Les lobbies autour du très haut débit se multiplient. Le dernier en date s'appelle AOTA, pour Association des opérateurs télécoms alternatifs, formée le 21 mars. L'objectif affiché est de représenter les opérateurs de détail, notamment ceux spécialisés sur le marché entreprises, qui s'estiment lésés au sein des autres fédérations.
Les 22 membres actuels, comptant pour 70 millions d'euros de chiffre d'affaires et 450 emplois, veulent créer le chainon manquant entre la Firip (industriels des réseaux publics) et la FFDN (fournisseurs d'accès associatifs).
« Face aux défis réglementaires et à Orange, un opérateur puissant, on entendait souvent une même réponse : c'est bizarre, il n'y a que vous qui avez ce type de problèmes. Nous avons fait le tour de nos confrères et nous sommes rendus compte que, chacun dans notre coin, avons les mêmes soucis » nous affirme David Marciano, président de l'AOTA et vice-président de l'opérateur Adenis.
Les chantiers sont nombreux pour l'entité. Elle doit devenir un interlocuteur privilégié pour les acteurs publics (comme l'Arcep ou Bercy), notamment pour les consultations publiques, et aider ce maillage d'entreprises (souvent locales) à se coordonner.
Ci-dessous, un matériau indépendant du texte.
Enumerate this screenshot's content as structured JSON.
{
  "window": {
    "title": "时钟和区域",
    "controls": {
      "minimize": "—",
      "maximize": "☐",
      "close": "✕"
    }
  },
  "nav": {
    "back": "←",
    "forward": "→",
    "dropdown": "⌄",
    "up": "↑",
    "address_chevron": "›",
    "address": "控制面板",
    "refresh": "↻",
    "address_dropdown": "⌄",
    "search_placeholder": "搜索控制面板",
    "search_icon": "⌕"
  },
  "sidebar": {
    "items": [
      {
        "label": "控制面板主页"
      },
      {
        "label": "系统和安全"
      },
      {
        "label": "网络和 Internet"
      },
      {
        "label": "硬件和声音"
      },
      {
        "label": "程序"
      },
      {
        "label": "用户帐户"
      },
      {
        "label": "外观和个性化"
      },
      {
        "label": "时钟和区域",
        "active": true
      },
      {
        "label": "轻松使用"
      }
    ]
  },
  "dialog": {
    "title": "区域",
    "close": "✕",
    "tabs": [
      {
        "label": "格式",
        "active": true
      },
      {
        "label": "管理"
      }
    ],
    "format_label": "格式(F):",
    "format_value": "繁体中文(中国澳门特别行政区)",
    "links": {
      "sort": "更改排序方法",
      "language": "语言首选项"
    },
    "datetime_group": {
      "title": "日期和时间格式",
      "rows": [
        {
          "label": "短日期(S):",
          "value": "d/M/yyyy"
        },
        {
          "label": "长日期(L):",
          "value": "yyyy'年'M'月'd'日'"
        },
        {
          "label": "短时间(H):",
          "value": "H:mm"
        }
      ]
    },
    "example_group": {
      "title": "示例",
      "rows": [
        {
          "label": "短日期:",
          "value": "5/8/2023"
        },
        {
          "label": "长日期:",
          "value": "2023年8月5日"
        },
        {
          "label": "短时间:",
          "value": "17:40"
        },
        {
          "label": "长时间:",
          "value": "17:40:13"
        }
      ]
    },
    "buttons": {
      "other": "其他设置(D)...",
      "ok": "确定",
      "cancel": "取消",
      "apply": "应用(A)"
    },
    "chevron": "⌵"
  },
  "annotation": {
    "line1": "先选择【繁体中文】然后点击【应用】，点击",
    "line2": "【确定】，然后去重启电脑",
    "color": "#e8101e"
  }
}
Elle compte ainsi mettre en place un système d'information commun, ainsi que des liens forts avec d'autres acteurs, ainsi qu'un site web public dans les prochaines semaines.
Du lobbying mais pas que
Pour le moment, l'association est gérée par les dirigeants des membres fondateurs, dont dix figurent au conseil d'administration. Au bureau s'affichent les sociétés Add On Multimedia, Adenis, Ergatel France, Fullsave et Netalis.
Un employé permanent est envisagé à plus long terme, en plus de consultation de spécialistes. Ces opérateurs commerciaux, indépendants, ont pour certains d'autres activités que la fourniture d'accès Internet, comme l'hébergement ou l'intégration. Leur point commun est tout de même d'au moins disposer de leur propre cœur de réseau, qui est un prérequis.
L'entité nous affirme avoir une dizaine d'autres entreprises en attente de signature. Parmi les membres actuels, « beaucoup se sont découverts » à la constitution de l'organisation, nous affirme encore David Marciano. Leur objectif premier est donc bien de présenter un front uni face aux institutions, que ce soit au niveau régional ou national.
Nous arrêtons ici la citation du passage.